Les idées défendues par les Sabbataires au xviie siècle n’ont pas pour autant complètement disparu. Elles survivent de nos jours dans une forme nouvelle du messianisme protestant : l’Église des Adventistes du septième jour, fondée aux États-Unis en 1831 et qui a peu à peu gagné l’Europe entière. Elle est présente, quoique très modestement, dans le patchwork religieux du pays sicule et il est probable que la plupart de ces membres sont venus à elle sous l’effet d’une tradition non écrite demeurée latente là ou Eössi et Péchi avaient réussi à faire des disciples, d’autant que, s’ils attendent le retour du Messie sur terre, ils font aussi de l’observation du sabbat l’élément premier de leur règle de vie, comme le précise leur appellation « du septième jour ». Les Adventistes sont donc bien, en ce sens, les continuateurs des Sabbataires. Comme ces derniers, ils aspirent à se rapprocher du judaïsme, source unique, selon eux, de la vraie croyance, puisque dictée par Dieu lui-même.

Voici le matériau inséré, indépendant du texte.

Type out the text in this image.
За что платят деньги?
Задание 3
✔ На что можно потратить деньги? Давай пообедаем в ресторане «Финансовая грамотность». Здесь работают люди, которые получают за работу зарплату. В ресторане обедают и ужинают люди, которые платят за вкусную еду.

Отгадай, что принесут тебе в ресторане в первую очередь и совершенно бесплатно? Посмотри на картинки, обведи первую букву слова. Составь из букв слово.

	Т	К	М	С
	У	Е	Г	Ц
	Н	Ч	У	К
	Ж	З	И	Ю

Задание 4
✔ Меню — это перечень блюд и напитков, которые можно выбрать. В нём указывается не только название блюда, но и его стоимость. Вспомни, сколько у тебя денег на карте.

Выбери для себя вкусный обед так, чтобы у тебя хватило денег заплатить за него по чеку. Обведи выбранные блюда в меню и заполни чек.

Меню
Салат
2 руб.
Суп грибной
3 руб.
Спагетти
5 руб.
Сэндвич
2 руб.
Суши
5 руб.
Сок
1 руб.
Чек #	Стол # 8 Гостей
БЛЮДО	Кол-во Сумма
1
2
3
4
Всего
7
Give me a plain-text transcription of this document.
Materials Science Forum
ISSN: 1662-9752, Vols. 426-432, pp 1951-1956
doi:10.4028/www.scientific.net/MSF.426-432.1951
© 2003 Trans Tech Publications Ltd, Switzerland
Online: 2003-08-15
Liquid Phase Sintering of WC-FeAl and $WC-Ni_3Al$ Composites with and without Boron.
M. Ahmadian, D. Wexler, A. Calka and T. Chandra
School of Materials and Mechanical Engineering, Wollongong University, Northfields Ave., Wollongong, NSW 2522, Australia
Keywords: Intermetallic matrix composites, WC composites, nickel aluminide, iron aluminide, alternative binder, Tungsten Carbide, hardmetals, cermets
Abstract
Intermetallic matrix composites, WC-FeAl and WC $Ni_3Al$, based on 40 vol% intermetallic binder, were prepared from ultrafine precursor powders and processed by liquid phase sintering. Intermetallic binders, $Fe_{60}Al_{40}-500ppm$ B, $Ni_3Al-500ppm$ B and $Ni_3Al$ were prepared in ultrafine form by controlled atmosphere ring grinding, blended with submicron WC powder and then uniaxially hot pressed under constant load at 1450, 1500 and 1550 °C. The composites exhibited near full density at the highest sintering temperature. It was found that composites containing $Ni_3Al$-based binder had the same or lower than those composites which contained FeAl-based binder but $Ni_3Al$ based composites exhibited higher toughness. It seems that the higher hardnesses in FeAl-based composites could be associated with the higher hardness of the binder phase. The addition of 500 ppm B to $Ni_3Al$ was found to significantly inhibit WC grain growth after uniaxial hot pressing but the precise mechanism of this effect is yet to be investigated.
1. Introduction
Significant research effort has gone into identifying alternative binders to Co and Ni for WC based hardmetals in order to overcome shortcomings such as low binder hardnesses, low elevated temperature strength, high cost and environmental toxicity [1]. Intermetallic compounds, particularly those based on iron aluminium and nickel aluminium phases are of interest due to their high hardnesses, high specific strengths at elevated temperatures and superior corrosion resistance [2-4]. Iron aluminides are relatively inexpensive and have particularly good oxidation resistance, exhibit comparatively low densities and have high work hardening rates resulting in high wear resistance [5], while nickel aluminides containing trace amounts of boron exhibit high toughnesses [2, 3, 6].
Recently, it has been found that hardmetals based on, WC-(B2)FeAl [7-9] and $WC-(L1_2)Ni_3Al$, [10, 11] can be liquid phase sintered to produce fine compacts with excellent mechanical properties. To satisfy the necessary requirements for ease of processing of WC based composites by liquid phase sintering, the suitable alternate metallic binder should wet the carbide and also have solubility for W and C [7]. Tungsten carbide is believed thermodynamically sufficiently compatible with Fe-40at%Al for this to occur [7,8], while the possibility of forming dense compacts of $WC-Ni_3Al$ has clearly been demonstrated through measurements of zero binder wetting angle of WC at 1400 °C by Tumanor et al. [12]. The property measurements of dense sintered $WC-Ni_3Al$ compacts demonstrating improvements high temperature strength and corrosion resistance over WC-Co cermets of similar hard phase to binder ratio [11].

On ne sait pas exactement combien ils sont dans ces premières années du xxie siècle, alors que les diverses manifestations de la vie religieuse ne sont plus persécutées en Roumanie, car les statistiques officielles englobent toutes les sectes et églises indépendantes dans une même rubrique. Sur les quelques 90 000 individus enregistrés pêle-mêle sous cette rubrique, ils doivent être sans doute de dix à douze mille au plus, dont la grande majorité serait en pays sicule. En tout cas, le fait que l’Adventisme y figure à nouveau apparaît comme une façon de dire que les Sabbataires d’antan sont de retour et comme une revanche posthume à leurs souffrances.